Gafil avlanan İbrahim Hakkı kabinesi istifa eder; tecrübesine güvenilen ve soruna çözüm bulacağı zannedilen Said Paşa yeni hükümeti kurar. Osmanlı siyaseti ise Trablusgarp’la (Libya) ilgili takınılacak uluslararası tavır konusunda ihtilâfa düşer. Şöyle ki; olaylardan kendilerini sorumlu tutan İttihatçılar, dış politikada yalnızlık siyasetini sürdürmek ister. Muhalefetin bir bölümü İngilizlerle işbirliği yapmayı; Meclisteki mutediller ise kapitülasyonları kaldırıp devletleri etkilemeyi gündeme getirirler.
Diğer taraftan, Bingazi ve Derne’de Enver Paşa ve Mustafa Kemal’in de yar aldığı ve yaklaşık bir yıl süren savaş sürdürülür. Ancak siyasetin kararsızlığı, devlet adamlarının tereddüdü sahaya da yansır. Nitekim imzalanmak zorunda kalınan Uşi Antlaşması’yla, Osmanlı’nın Afrika’daki son kalesiLibya İtalyanlara terk edilir. Tabii durum bununla sınırlı kalmaz. Libya’nın işgali Birinci Dünya Savaşı’nda On İki Ada’nın da işgaline sebep olur. Adaların kaybı ise Türkiye’nin bugünkü Akdeniz sorununu doğurur.

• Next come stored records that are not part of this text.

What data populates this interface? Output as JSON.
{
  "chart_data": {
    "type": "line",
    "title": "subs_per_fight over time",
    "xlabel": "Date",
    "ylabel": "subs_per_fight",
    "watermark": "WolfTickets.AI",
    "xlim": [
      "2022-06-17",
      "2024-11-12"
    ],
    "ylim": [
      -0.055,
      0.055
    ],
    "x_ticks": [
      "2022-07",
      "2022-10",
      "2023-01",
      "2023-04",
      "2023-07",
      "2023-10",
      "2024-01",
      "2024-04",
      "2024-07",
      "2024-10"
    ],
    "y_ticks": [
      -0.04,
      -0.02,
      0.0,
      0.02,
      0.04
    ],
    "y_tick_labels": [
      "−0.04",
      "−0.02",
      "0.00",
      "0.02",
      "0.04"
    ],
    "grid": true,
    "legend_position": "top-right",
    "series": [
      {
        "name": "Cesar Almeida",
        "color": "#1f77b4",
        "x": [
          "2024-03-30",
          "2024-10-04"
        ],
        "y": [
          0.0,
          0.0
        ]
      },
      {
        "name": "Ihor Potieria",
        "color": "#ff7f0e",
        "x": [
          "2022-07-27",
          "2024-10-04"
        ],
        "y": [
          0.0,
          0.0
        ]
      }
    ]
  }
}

Kuşkusuz siyasette tereddüt, bir tedbir olsa da; tedbir örtülmeye başladığında bir tehdittir. Bu yüzden büyük bir imparatorluk bakiyesi olan Türkiye’nin tarihi coğrafyasındaki olaylara zamanından önce hazırlanması, oralar hakkında enine-boyuna bilgi üretmesi bir zorunluluktur. Sorumluluk sadece siyaset ve hükümetin değil, topyekûn bütün kurumlarındır. Bu çerçevede Fatih Sultan Mehmet Vakıf Üniversitesi, Ortadoğu ve Afrika Araştırma ve Uygulama Merkezi26-28 Aralık’ta uluslararası bir programa ev sahipliği yapacaktır. “Uluslararası Osmanlı Bağdat’ı Sempozyumu’nda”, yanı başımızda kaynayan başka bir yara olan Irak tarihine neşter vurulacaktır. 50’ye yakın bilim adamı modern Irak’ın kurulmasına giden son dönem Osmanlı sürecini irdeleyeceklerdir.